MACHINES

1. MACHINES Chapter 8, Sections 2

2. What is a machine? • a device that makes work easier by changing the size or direction of a force. • Imagine trying to change a tire without a jack or tire iron • Everyday machines: • Wheel chair • Chopsticks • Scissors

3. Work and Machines • Work Input: the work that you do on a machine • You apply an input force through a distance on a machine. • Work Output: the work done by the machine • The machine applies an output force through a distance • Example: We use a can opener to help open a jar. What is the input? What is the output?

4. Why do machines make work easier? • Work output is ALWAYS less than work input. • Machines do not make work less, just EASIER. • Machines allow force to be applied over a greater distance, which means less force is needed to do the same work. • EX: when loading something into a truck. If you push it up a ramp it will be easier. You need less force but must go a farther distance.

5. Why is work output always less than work input? • All machines have moving parts that create friction as they move. • SO: some work input always goes into overcoming friction in the machine therefore reducing the work output.

6. What is the relationship between force and distance in a machine? • Machines change the size and/or direction of the input force. BUT the same work is done with or without the machine. • When using a machine… • Force or distance will increase but NOT both. • Figure 3, p.218 • In the ramp example, the force needed to move the box decreases but the distance it needs to move increases

7. Mechanical Advantage • The number of times the machine multiplies the force. • Compares input and output force • MA = output force / input force • MA > 1 means the machine makes lifting or moving a heavy object easier. • MA < 1 means the machine can still help, it just reduces the output force.

8. Mechanical Efficiency • A comparison of a machines work output to its work input. • ***the less work a machine must do to overcome friction, the more efficient it is. • ME = (work output/work input) x 100 • Your answer will be a precentage • Ideal efficiency would be 100% • However due to friction this cannot be done. • What can be done to REDUCE friction? • Use lubricants such as oil or grease

9. Work Input = Fi x Di Work Ouput = Fo x Do Effort Force = 800 N 2000 N 3 meters 1 meter

10. Calculating Advantage and Efficiency • Efficiency = (Work Output/Work Input) x 100 • E = (2000/2400) x 100 • E = 0.83 x 100 • E = 83.3 % • Mechanical Advantage = Force Output/Force Input • MA = 2000N/800 N • MA = 2.5

11. Types of Simple MachinesChapter 8, Section 3 Lever Pulley Wheel and Axle Inclined Plane Wedge

12. Machines Help us in 3 Ways The machine may: Multiply the input force by increasing the input distance Meaning you use less force but more distance – the machine uses more force and less distance Multiply the input distance by increasing the input force Meaning you use more force and less distance – the machine uses less force and more distance Change the direction of the input force

13. The Pulley • A machine that consists of a grooved wheel that holds a rope or cable. • A load is attached to one end of the rope, an input force applied to the other end.

14. Fixed Pulley • This pulley is attached to something that does not move. • It changes the direction of the input force. • Pulling down on the rope pulls the load up.

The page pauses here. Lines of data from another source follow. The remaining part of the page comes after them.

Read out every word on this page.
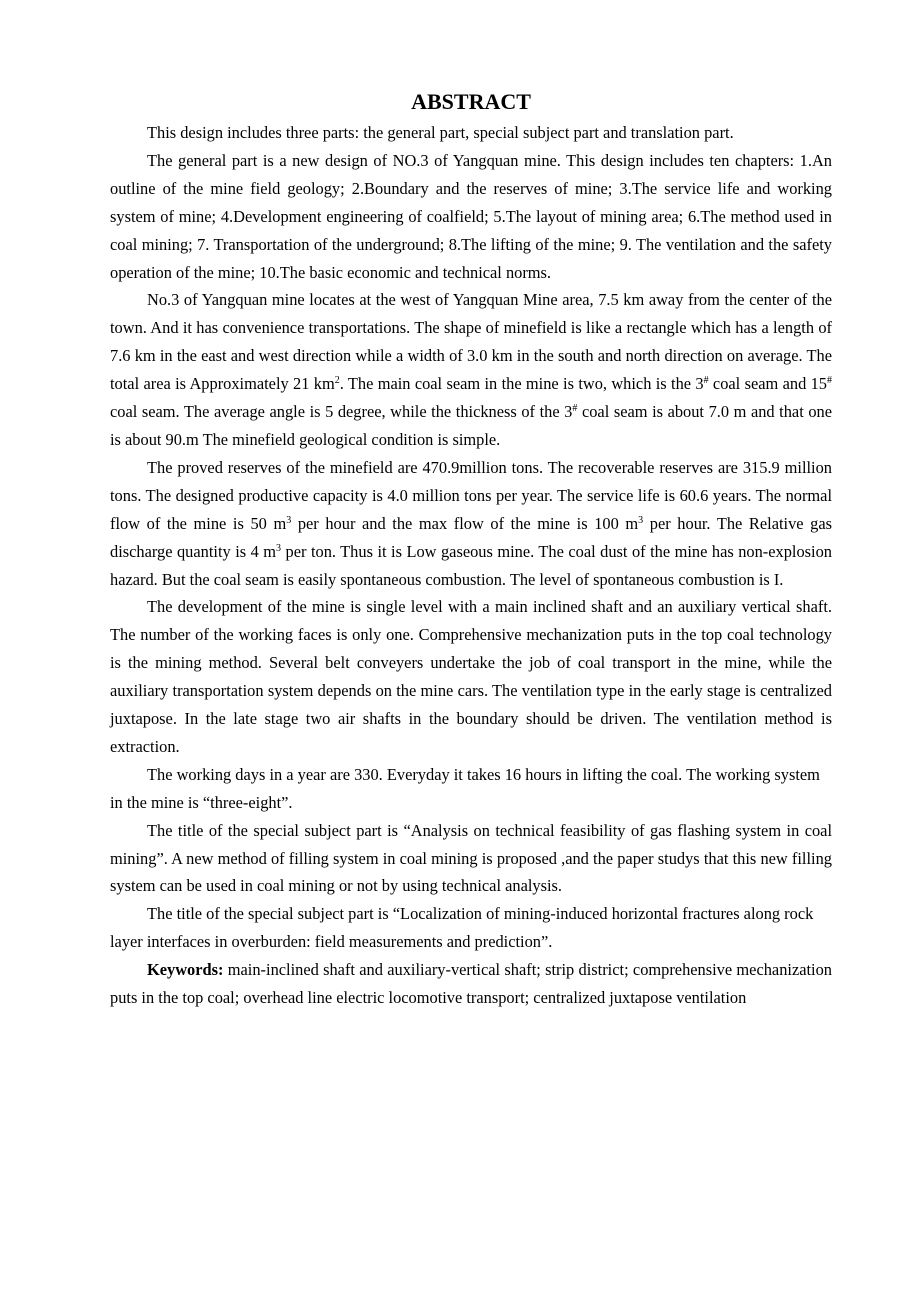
ABSTRACT

This design includes three parts: the general part, special subject part and translation part.

The general part is a new design of NO.3 of Yangquan mine. This design includes ten chapters: 1.An outline of the mine field geology; 2.Boundary and the reserves of mine; 3.The service life and working system of mine; 4.Development engineering of coalfield; 5.The layout of mining area; 6.The method used in coal mining; 7. Transportation of the underground; 8.The lifting of the mine; 9. The ventilation and the safety operation of the mine; 10.The basic economic and technical norms.

No.3 of Yangquan mine locates at the west of Yangquan Mine area, 7.5 km away from the center of the town. And it has convenience transportations. The shape of minefield is like a rectangle which has a length of 7.6 km in the east and west direction while a width of 3.0 km in the south and north direction on average. The total area is Approximately 21 $km^2$. The main coal seam in the mine is two, which is the 3# coal seam and 15# coal seam. The average angle is 5 degree, while the thickness of the 3# coal seam is about 7.0 m and that one is about 90.m The minefield geological condition is simple.

The proved reserves of the minefield are 470.9million tons. The recoverable reserves are 315.9 million tons. The designed productive capacity is 4.0 million tons per year. The service life is 60.6 years. The normal flow of the mine is 50 $m^3$ per hour and the max flow of the mine is 100 $m^3$ per hour. The Relative gas discharge quantity is 4 $m^3$ per ton. Thus it is Low gaseous mine. The coal dust of the mine has non-explosion hazard. But the coal seam is easily spontaneous combustion. The level of spontaneous combustion is I.

The development of the mine is single level with a main inclined shaft and an auxiliary vertical shaft. The number of the working faces is only one. Comprehensive mechanization puts in the top coal technology is the mining method. Several belt conveyers undertake the job of coal transport in the mine, while the auxiliary transportation system depends on the mine cars. The ventilation type in the early stage is centralized juxtapose. In the late stage two air shafts in the boundary should be driven. The ventilation method is extraction.

The working days in a year are 330. Everyday it takes 16 hours in lifting the coal. The working system in the mine is “three-eight”.

The title of the special subject part is “Analysis on technical feasibility of gas flashing system in coal mining”. A new method of filling system in coal mining is proposed ,and the paper studys that this new filling system can be used in coal mining or not by using technical analysis.

The title of the special subject part is “Localization of mining-induced horizontal fractures along rock layer interfaces in overburden: field measurements and prediction”.

Keywords: main-inclined shaft and auxiliary-vertical shaft; strip district; comprehensive mechanization puts in the top coal; overhead line electric locomotive transport; centralized juxtapose ventilation
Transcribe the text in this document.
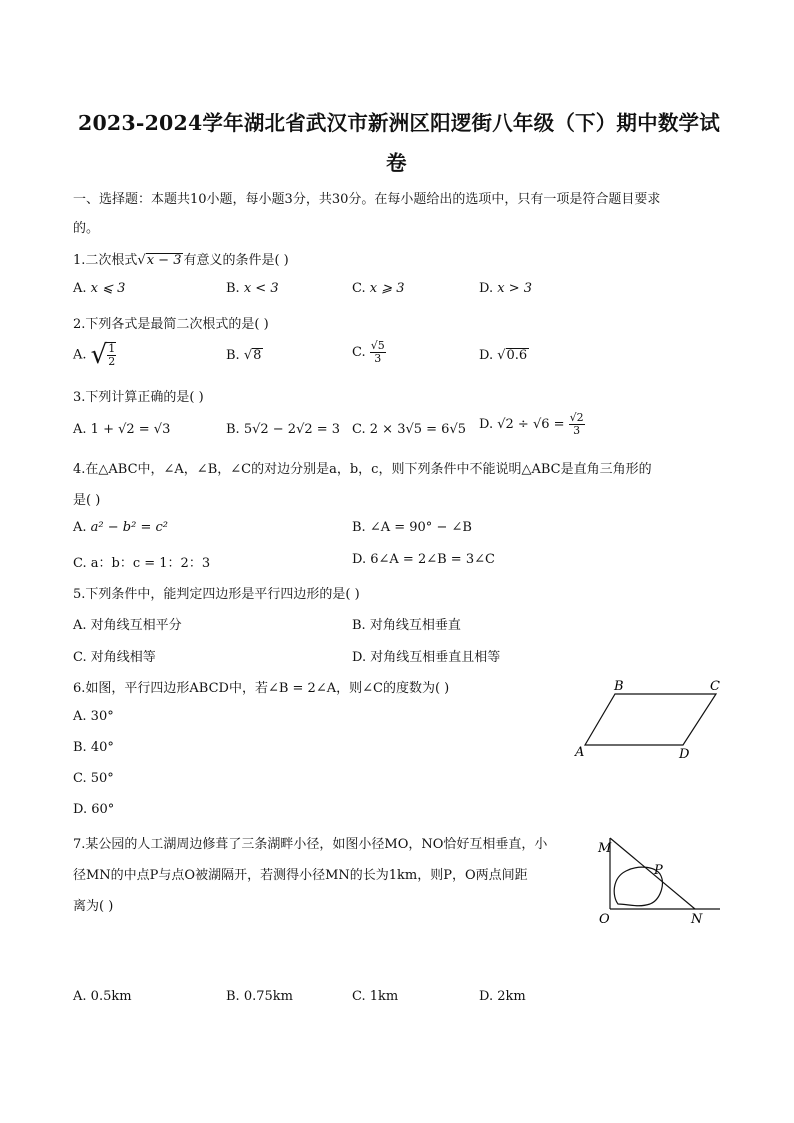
2023-2024学年湖北省武汉市新洲区阳逻街八年级（下）期中数学试
卷
一、选择题：本题共10小题，每小题3分，共30分。在每小题给出的选项中，只有一项是符合题目要求
的。
1.二次根式√x − 3 有意义的条件是( )
A. x ⩽ 3	B. x < 3	C. x ⩾ 3	D. x > 3
2.下列各式是最简二次根式的是( )
A. √ $\frac{1}{2}$	B. √8	C. $\frac{√5}{3}$	D. √0.6
3.下列计算正确的是( )
A. 1 + √2 = √3	B. 5√2 − 2√2 = 3 C. 2 × 3√5 = 6√5 D. $√2 \div √6 = \frac{√2}{3}$
4.在△ABC中，∠A，∠B，∠C的对边分别是a，b，c，则下列条件中不能说明△ABC是直角三角形的
是( )
A. a² − b² = c²	B. ∠A = 90° − ∠B
C. a：b：c = 1：2：3	D. 6∠A = 2∠B = 3∠C
5.下列条件中，能判定四边形是平行四边形的是( )
A. 对角线互相平分	B. 对角线互相垂直
C. 对角线相等	D. 对角线互相垂直且相等
6.如图，平行四边形ABCD中，若∠B = 2∠A，则∠C的度数为( )
A. 30°
B. 40°
C. 50°
D. 60°
B	C
A	D
7.某公园的人工湖周边修葺了三条湖畔小径，如图小径MO，NO恰好互相垂直，小
径MN的中点P与点O被湖隔开，若测得小径MN的长为1km，则P，O两点间距
离为( )
M
P
O	N
A. 0.5km	B. 0.75km	C. 1km	D. 2km
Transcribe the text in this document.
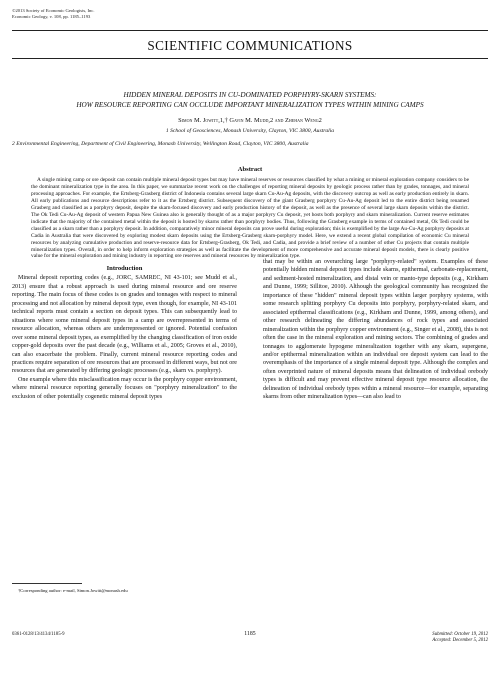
©2013 Society of Economic Geologists, Inc.
Economic Geology, v. 108, pp. 1185–1193
SCIENTIFIC COMMUNICATIONS
HIDDEN MINERAL DEPOSITS IN CU-DOMINATED PORPHYRY-SKARN SYSTEMS:
HOW RESOURCE REPORTING CAN OCCLUDE IMPORTANT MINERALIZATION TYPES WITHIN MINING CAMPS
Simon M. Jowitt,1,† Gavin M. Mudd,2 and Zhehan Weng2
1 School of Geosciences, Monash University, Clayton, VIC 3800, Australia
2 Environmental Engineering, Department of Civil Engineering, Monash University, Wellington Road, Clayton, VIC 3800, Australia
Abstract
A single mining camp or ore deposit can contain multiple mineral deposit types but may have mineral reserves or resources classified by what a mining or mineral exploration company considers to be the dominant mineralization type in the area. In this paper, we summarize recent work on the challenges of reporting mineral deposits by geologic process rather than by grades, tonnages, and mineral processing approaches. For example, the Ertsberg-Grasberg district of Indonesia contains several large skarn Cu-Au-Ag deposits, with the discovery outcrop as well as early production entirely in skarn. All early publications and resource descriptions refer to it as the Ertsberg district. Subsequent discovery of the giant Grasberg porphyry Cu-Au-Ag deposit led to the entire district being renamed Grasberg and classified as a porphyry deposit, despite the skarn-focused discovery and early production history of the deposit, as well as the presence of several large skarn deposits within the district. The Ok Tedi Cu-Au-Ag deposit of western Papua New Guinea also is generally thought of as a major porphyry Cu deposit, yet hosts both porphyry and skarn mineralization. Current reserve estimates indicate that the majority of the contained metal within the deposit is hosted by skarns rather than porphyry bodies. Thus, following the Grasberg example in terms of contained metal, Ok Tedi could be classified as a skarn rather than a porphyry deposit. In addition, comparatively minor mineral deposits can prove useful during exploration; this is exemplified by the large Au-Cu-Ag porphyry deposits at Cadia in Australia that were discovered by exploring modest skarn deposits using the Ertsberg-Grasberg skarn-porphyry model. Here, we extend a recent global compilation of economic Cu mineral resources by analyzing cumulative production and reserve-resource data for Ertsberg-Grasberg, Ok Tedi, and Cadia, and provide a brief review of a number of other Cu projects that contain multiple mineralization types. Overall, in order to help inform exploration strategies as well as facilitate the development of more comprehensive and accurate mineral deposit models, there is clearly positive value for the mineral exploration and mining industry in reporting ore reserves and mineral resources by mineralization type.
Introduction

Mineral deposit reporting codes (e.g., JORC, SAMREC, NI 43-101; see Mudd et al., 2013) ensure that a robust approach is used during mineral resource and ore reserve reporting. The main focus of these codes is on grades and tonnages with respect to mineral processing and not allocation by mineral deposit type, even though, for example, NI 43-101 technical reports must contain a section on deposit types. This can subsequently lead to situations where some mineral deposit types in a camp are overrepresented in terms of resource allocation, whereas others are underrepresented or ignored. Potential confusion over some mineral deposit types, as exemplified by the changing classification of iron oxide copper-gold deposits over the past decade (e.g., Williams et al., 2005; Groves et al., 2010), can also exacerbate the problem. Finally, current mineral resource reporting codes and practices require separation of ore resources that are processed in different ways, but not ore resources that are generated by differing geologic processes (e.g., skarn vs. porphyry).

One example where this misclassification may occur is the porphyry copper environment, where mineral resource reporting generally focuses on "porphyry mineralization" to the exclusion of other potentially cogenetic mineral deposit types

that may be within an overarching large "porphyry-related" system. Examples of these potentially hidden mineral deposit types include skarns, epithermal, carbonate-replacement, and sediment-hosted mineralization, and distal vein or manto-type deposits (e.g., Kirkham and Dunne, 1999; Sillitoe, 2010). Although the geological community has recognized the importance of these "hidden" mineral deposit types within larger porphyry systems, with some research splitting porphyry Cu deposits into porphyry, porphyry-related skarn, and associated epithermal classifications (e.g., Kirkham and Dunne, 1999, among others), and other research delineating the differing abundances of rock types and associated mineralization within the porphyry copper environment (e.g., Singer et al., 2008), this is not often the case in the mineral exploration and mining sectors. The combining of grades and tonnages to agglomerate hypogene mineralization together with any skarn, supergene, and/or epithermal mineralization within an individual ore deposit system can lead to the overemphasis of the importance of a single mineral deposit type. Although the complex and often overprinted nature of mineral deposits means that delineation of individual orebody types is difficult and may prevent effective mineral deposit type resource allocation, the delineation of individual orebody types within a mineral resource—for example, separating skarns from other mineralization types—can also lead to

†Corresponding author: e-mail, Simon.Jowitt@monash.edu
0361-0128/13/4134/1185-9	1185	Submitted: October 19, 2012
Accepted: December 5, 2012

15. Movable Pulley • This pulley is attached to the object being moved. • It does NOT change the direction of the force • It increases force by increasing the distance the work is done over.

16. Block and Tackle Pulley • When a fixed pulley and a moveable pulley are used together. • The mechanical advantage depends on the number of rope segments.

17. Wheel and Axle • Consists of two circular objects of different sizes • MA = radius of wheel / radius of axle • MA >1 means the radius of the wheel is larger than the axle. • Multiplies input force!

18. Inclined Plane • straight, slanted surface that helps us to do work. • Multiplies input force by spreading the work over a greater distance! • MA = length of ramp / height of ramp • The greater the ratio the greater the mechanical advantage

19. The Wedge • A type of inclined plane. • Consists of a pair of inclined planes that move. • Applies an output force that is greater than the input force, but the input force is over a greater distance.

20. Screw • An inclined plane wrapped around a cylinder. • Applies a small input force over a long input distance. • This increases output force but decreases distance.

21. The Lever • A simple machine that consists of a bar that pivots at a FIXED point, called a fulcrum. • There are 3 types…

22. 1st Class Lever • The fulcrum is between the input force (you) and the load (the work to be done) • This lever changes the direction of the input force • It may also increase force OR distance depending on the location of the fulcrum. Effort Load Fulcrum

23. 2nd Class Lever • The load is between the fulcrum and the input force. • This lever does NOT change the direction of the input force. • Allows you to apply less force over a longer distance. • Multiplies input force! Effort Load Fulcrum

24. 3rd Class Lever • The input force is between the fulcrum and the load. • Does NOT change the direction of the input force or increase the size of the input force. • Allows for a small input distance but a large output distance. • Reduces input force in exchange for a greater output distance. Load Effort Fulcrum

25. Compound Machine • A machine made up of two or more simple machines.